Let \((\tilde {u}_{1}^{*}, \tilde {u}_{2}^{*} ) \in BV(\widetilde {\varOmega }_{1}) \times BV(\widetilde {\varOmega }_{2})\) be a solution of (B.3). Then, u^∗∈ BV (Ω) defined by:

$$ u^{*}(x) = \begin{cases} \tilde{u}_{1}^{*} (x) & \textrm{ if } x \in \widetilde{\varOmega}_{1} , \\ \tilde{u}_{2}^{*} (x) & \textrm{ if } x \in {\varOmega} \setminus \widetilde{\varOmega}_{1} \end{cases} $$

is a solution of (B.1). Conversely, if u^∗∈ BV (Ω) is a solution of (B.1), then \((\tilde {u}_{1}^{*} , \tilde {u}_{2}^{*}) = (u^{*}|_{\widetilde {\varOmega }_{1}} , u^{*}|_{{\widetilde {\varOmega }}_{2}}) \in BV({\widetilde {\varOmega }}_{1}) \times BV({\widetilde {\varOmega }}_{2})\) is a solution of (B.3).

Proof

First, suppose that \(\left (\tilde {u}_{1}^{*}, \tilde {u}_{2}^{*} \right )\) is a solution of (B.3). For any u ∈ BV (Ω) with 0 ≤ u ≤ 1, we have:

$$ \begin{array}{ll} \alpha {\int}_{\varOmega} ug dx + TV_{\varOmega}(u) &= E_{1} \left( u|_{\widetilde{\varOmega}_{1}}\right) + E_{2} \left( u|_{\widetilde{\varOmega}_{2}}\right) \\ &\geq E_{1} \left( \tilde{u}_{1}^{*}\right) + E_{2} \left( \tilde{u}_{2}^{*}\right) = \alpha {\int}_{\varOmega} u^{*} g dx + TV_{\varOmega}(u^{*}). \end{array} $$

Hence, u^∗ minimizes (B.1).

Conversely, we assume that u^∗∈ BV (Ω) is a solution of (B.1) and set \(\left (\tilde {u}_{1}^{*} , \tilde {u}_{2}^{*}\right ) = \left (u^{*}|_{\widetilde {\varOmega }_{1}} , u^{*}|_{\widetilde {\varOmega }_{2}}\right )\).

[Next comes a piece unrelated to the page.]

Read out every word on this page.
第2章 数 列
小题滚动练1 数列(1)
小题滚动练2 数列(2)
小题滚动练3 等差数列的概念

Take any \((\tilde {u}_{1} , \tilde {u}_{2}) \in BV(\widetilde {\varOmega }_{1}) \times BV(\widetilde {\varOmega }_{2})\) such that \(0 \leq \tilde {u}_{1} \leq 1\), \(0 \leq \tilde {u}_{2} \leq 1\), and \(\tilde {u}_{1} = \tilde {u}_{2}\) on \(\widetilde {\Gamma }\). Let:

$$ u(x) = \begin{cases} \tilde{u}_{1} (x) & \textrm{ if } x \in \widetilde{\varOmega}_{1} , \\ \tilde{u}_{2} (x) & \textrm{ if } x \in \varOmega \setminus \widetilde{\varOmega}_{1} . \end{cases} $$

Then, we have:

$$ \begin{array}{ll} E_{1} (\tilde{u}_{1}) + E_{2} (\tilde{u}_{2}) &= \alpha {\int}_{\varOmega} ug dx + TV_{\varOmega} (u) \\ &\geq \alpha {\int}_{\varOmega} u^{*} g dx + TV_{\varOmega} (u^{*}) = E_{1} \left( \tilde{u}_{1}^{*}\right) + E_{2} \left( \tilde{u}_{2}^{*}\right). \end{array} $$

Therefore, \(\left (\tilde {u}_{1}^{*} , \tilde {u}_{2}^{*}\right )\) is a solution of (B.3). □

In conclusion, it is more appropriate to classify the proposed DDM in [11] as an overlapping one instead of a nonoverlapping one.